教育&入試トレンドニュース【2021年2月号】

新大学入試を含め、さまざまな教育ニュースを毎月配信する「教育&入試トレンドニュース」2月号です。

 

主なニュース

【大学入学共通テスト初めての実施】

2021年1月16日・17日、初めての大学入学共通テスト(第1日程)を迎え、全国で約48万人が挑みました。2週間後の30日・31日には第1日程の追試を兼ねる第2日程のテストも行われ、無事に終了しています。

これまでに行われてきた試行調査の問題から予想されたように、思考力・判断力・表現力を重視する入試改革の方針に沿った出題になりました。科目を問わず、多種多様な資料や図を読み解く力が求められ、日常生活における身近な事象に関連づける工夫もされています。

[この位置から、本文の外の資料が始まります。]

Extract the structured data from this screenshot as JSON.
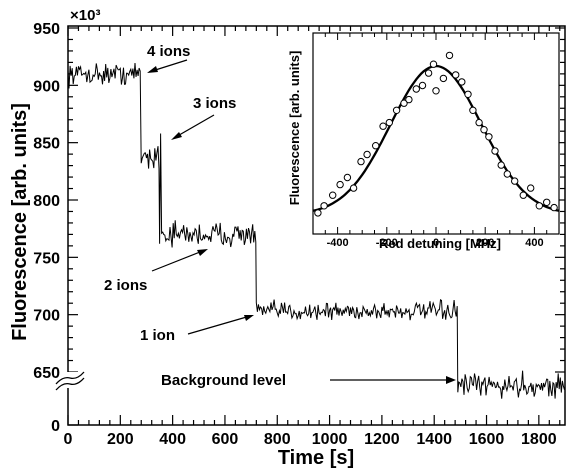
{
  "chart_data": [
    {
      "type": "line",
      "xlabel": "Time [s]",
      "ylabel": "Fluorescence [arb. units]",
      "y_multiplier_label": "×10³",
      "xlim": [
        0,
        1900
      ],
      "ylim": [
        600,
        950
      ],
      "y_axis_break": "between 600 and 650",
      "x_ticks": [
        "0",
        "200",
        "400",
        "600",
        "800",
        "1000",
        "1200",
        "1400",
        "1600",
        "1800"
      ],
      "y_ticks": [
        "0",
        "650",
        "700",
        "750",
        "800",
        "850",
        "900",
        "950"
      ],
      "grid": false,
      "series": [
        {
          "segments": [
            {
              "x_start": 0,
              "x_end": 280,
              "level": 910,
              "noise": 7
            },
            {
              "x_start": 280,
              "x_end": 350,
              "level": 838,
              "noise": 10
            },
            {
              "x_start": 350,
              "x_end": 720,
              "level": 770,
              "noise": 8
            },
            {
              "x_start": 720,
              "x_end": 1490,
              "level": 703,
              "noise": 6
            },
            {
              "x_start": 1490,
              "x_end": 1900,
              "level": 638,
              "noise": 8
            }
          ],
          "spike": {
            "x": 355,
            "y": 858
          }
        }
      ],
      "annotations": [
        {
          "label": "4 ions",
          "points_to": [
            290,
            910
          ]
        },
        {
          "label": "3 ions",
          "points_to": [
            355,
            848
          ]
        },
        {
          "label": "2 ions",
          "points_to": [
            570,
            760
          ]
        },
        {
          "label": "1 ion",
          "points_to": [
            725,
            705
          ]
        },
        {
          "label": "Background level",
          "points_to": [
            1500,
            642
          ]
        }
      ]
    },
    {
      "type": "scatter",
      "xlabel": "Red detuning [MHz]",
      "ylabel": "Fluorescence [arb. units]",
      "xlim": [
        -500,
        500
      ],
      "ylim": [
        0,
        1
      ],
      "x_ticks": [
        "-400",
        "-200",
        "0",
        "200",
        "400"
      ],
      "grid": false,
      "points": [
        [
          -480,
          0.04
        ],
        [
          -455,
          0.08
        ],
        [
          -420,
          0.14
        ],
        [
          -390,
          0.2
        ],
        [
          -360,
          0.24
        ],
        [
          -335,
          0.18
        ],
        [
          -305,
          0.33
        ],
        [
          -280,
          0.37
        ],
        [
          -245,
          0.42
        ],
        [
          -215,
          0.53
        ],
        [
          -190,
          0.55
        ],
        [
          -160,
          0.62
        ],
        [
          -130,
          0.66
        ],
        [
          -110,
          0.68
        ],
        [
          -80,
          0.74
        ],
        [
          -55,
          0.76
        ],
        [
          -30,
          0.83
        ],
        [
          -10,
          0.88
        ],
        [
          0,
          0.73
        ],
        [
          30,
          0.8
        ],
        [
          55,
          0.93
        ],
        [
          80,
          0.82
        ],
        [
          105,
          0.78
        ],
        [
          130,
          0.71
        ],
        [
          150,
          0.62
        ],
        [
          175,
          0.55
        ],
        [
          195,
          0.51
        ],
        [
          215,
          0.47
        ],
        [
          240,
          0.39
        ],
        [
          265,
          0.31
        ],
        [
          290,
          0.26
        ],
        [
          320,
          0.22
        ],
        [
          355,
          0.14
        ],
        [
          385,
          0.18
        ],
        [
          420,
          0.08
        ],
        [
          450,
          0.1
        ],
        [
          480,
          0.07
        ]
      ],
      "fit": {
        "type": "gaussian",
        "center": 0,
        "amplitude": 0.84,
        "sigma": 185,
        "offset": 0.03
      }
    }
  ]
}
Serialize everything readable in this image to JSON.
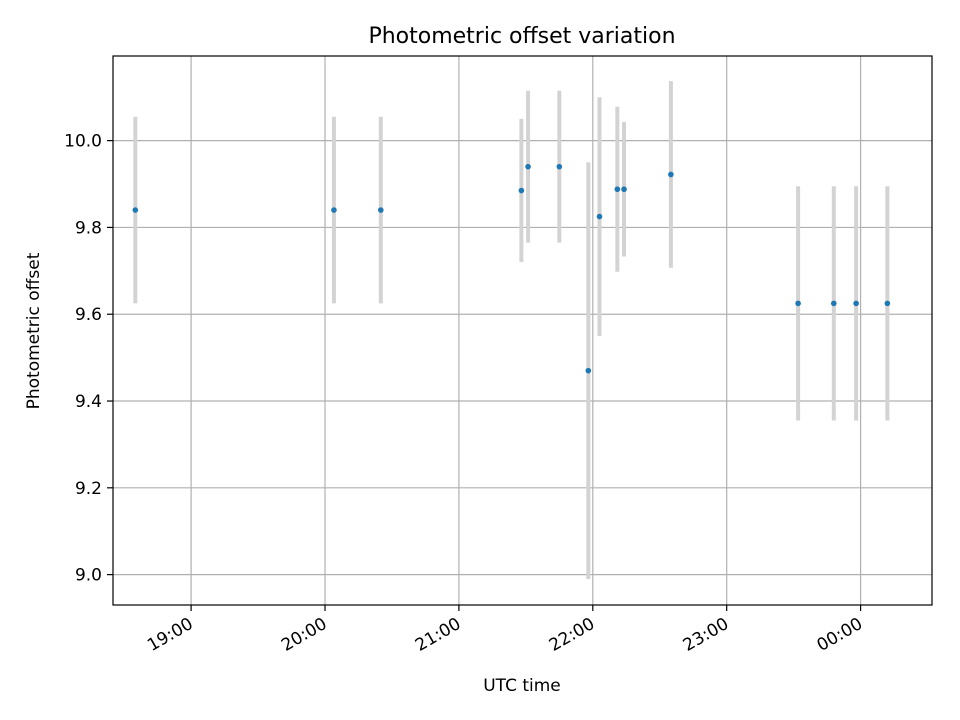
{
  "chart_data": {
    "type": "scatter",
    "title": "Photometric offset variation",
    "xlabel": "UTC time",
    "ylabel": "Photometric offset",
    "x_axis_type": "time",
    "xlim": [
      "18:25",
      "00:32"
    ],
    "ylim": [
      8.93,
      10.195
    ],
    "grid": true,
    "legend": "none",
    "x_ticks": [
      "19:00",
      "20:00",
      "21:00",
      "22:00",
      "23:00",
      "00:00"
    ],
    "y_ticks": [
      "9.0",
      "9.2",
      "9.4",
      "9.6",
      "9.8",
      "10.0"
    ],
    "colors": {
      "points": "#1f77b4",
      "errorbars": "#d3d3d3",
      "grid": "#b0b0b0"
    },
    "series": [
      {
        "points": [
          {
            "x": "18:35",
            "y": 9.84,
            "yerr": 0.215
          },
          {
            "x": "20:04",
            "y": 9.84,
            "yerr": 0.215
          },
          {
            "x": "20:25",
            "y": 9.84,
            "yerr": 0.215
          },
          {
            "x": "21:28",
            "y": 9.885,
            "yerr": 0.165
          },
          {
            "x": "21:31",
            "y": 9.94,
            "yerr": 0.175
          },
          {
            "x": "21:45",
            "y": 9.94,
            "yerr": 0.175
          },
          {
            "x": "21:58",
            "y": 9.47,
            "yerr": 0.48
          },
          {
            "x": "22:03",
            "y": 9.825,
            "yerr": 0.275
          },
          {
            "x": "22:11",
            "y": 9.888,
            "yerr": 0.19
          },
          {
            "x": "22:14",
            "y": 9.888,
            "yerr": 0.155
          },
          {
            "x": "22:35",
            "y": 9.922,
            "yerr": 0.215
          },
          {
            "x": "23:32",
            "y": 9.625,
            "yerr": 0.27
          },
          {
            "x": "23:48",
            "y": 9.625,
            "yerr": 0.27
          },
          {
            "x": "23:58",
            "y": 9.625,
            "yerr": 0.27
          },
          {
            "x": "00:12",
            "y": 9.625,
            "yerr": 0.27
          }
        ]
      }
    ]
  }
}
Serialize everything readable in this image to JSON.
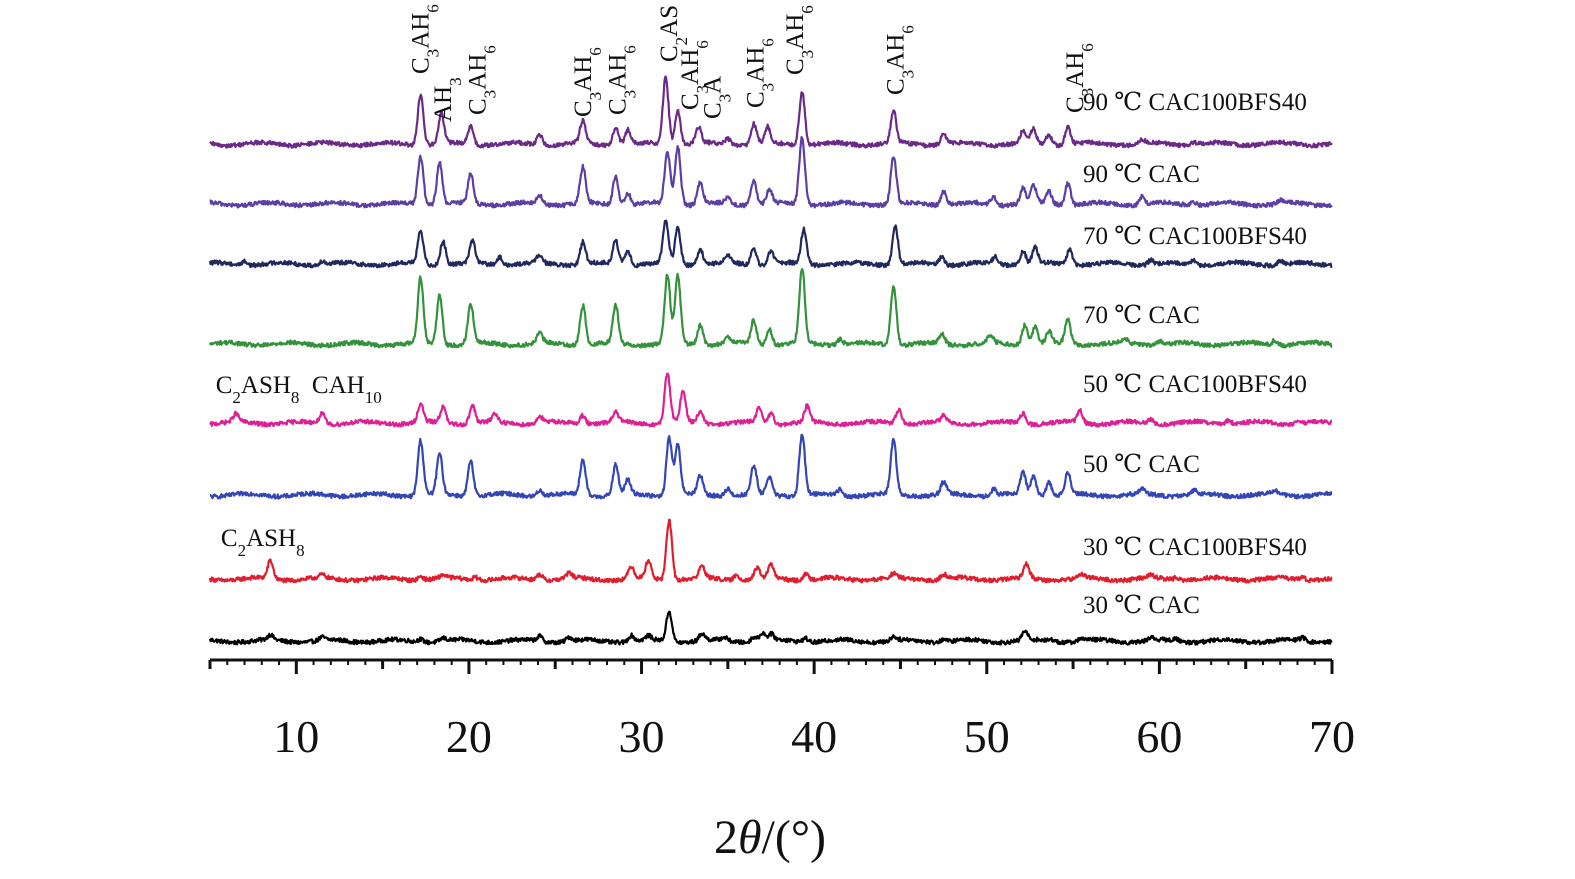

とくに注目されていた英語(リーディング)の問題では、発音や語句整序などの文法・知識系問題が姿を消し、読解だけの構成に。メールでのやりとりやウェブサイトのページが多く取り上げられ、読むテキストの分量はかなり増えました。一方、リスニングの問題でも配点がこれまでの倍になっただけでなく、「読み上げ」の回数や話者などの多様化が図られています。

大学入学共通テストをめぐっては、当初予定されていた英語外部試験の活用や国語・数学における記述式問題の導入が急に中止されるなど、混乱も相次ぎました。しかし、入試改革の方向性そのものが揺らいだわけではありません。今回の実施は、従来と異なる新しい入試問題のスタイルを明確に示すものとなりました。

(参考)

▼大学入学共通テスト 令和3年度試験関連ページ (大学入試センター)

▼Z会の共通テスト分析

 

その他ニュース

◆12月17日:2021年度から全学部で体系的なデータ科学教育を展開する早稲田大学が、学生に対し4つの級に分かれた大学独自の「データサイエンス認定制度」を設け、修了証明書を発行することを発表しました。中央大学も全学生がデータサイエンスの基礎を学ぶ新カリキュラムの導入をすでに明らかにしており、他大学でも同様の発表が続いています。

(参考)
▼全学生対象Data Science認定制度開始 (早稲田大学)

 

◆1月3日:産業能率大学が導入した新しいタイプの入学者選抜である「一般選抜未来構想方式」の出願期間が始まりました。知識の活用力を測るねらいから、スマホやタブレットPCを試験会場に持ち込み、検索することが許されます。試験当日に情報端末を駆使して作成するレポートの他に、大学入学共通テストや事前記述課題との総合評価で選抜します。

(参考)
▼一般選抜 未来構想方式(2/17) (産業能率大学)

 

◆1月13日:法政大学(東京都)と関西大学(大阪府)が、学生の単位互換を目的とする協定を締結したことを発表。これにより互いの大学・学部の授業を履修して自分の単位に認めてもらうことができるようになります。単位互換制度はすでに広がっていますが、多くは同じ地域内で実施されており、異なる地方の大学間での協定はまだ少ないのが現状です。

(参考)
▼法政大学と関西大学が単位互換学生交流に関する協定を締結 (法政大学・関西大学)

 

◆1月25日:慶應義塾大学は湘南藤沢キャンパス(SFC)の総合政策学部・環境情報学部で年に2回(夏と秋)行われてきたAO入試を2021年度から1回にまとめると発表しました。2020年度に各学部100人から150人に増やされたAO入試の募集人員は2021年度もそのまま変わりません。出願資格や試験内容などについても大きな変更はないとのことです。

(参考)
▼夏AO および秋AOの実施方法変更について (慶應義塾大学 総合政策学部・環境情報学部)

 

◆1月29日:文部科学省が令和3(2021)年度国公立大学入学者選抜の概要を公表しました。全国の国公立大学のうち総合型選抜(旧AO入試)を実施する大学は、前年度の95大学285学部から99大学324学部に増加。実施率は56.9%と、これまでで最高になりました。募集人員も前年度の5,559人から7,157人に増え、募集人員全体の5.6%を占めています。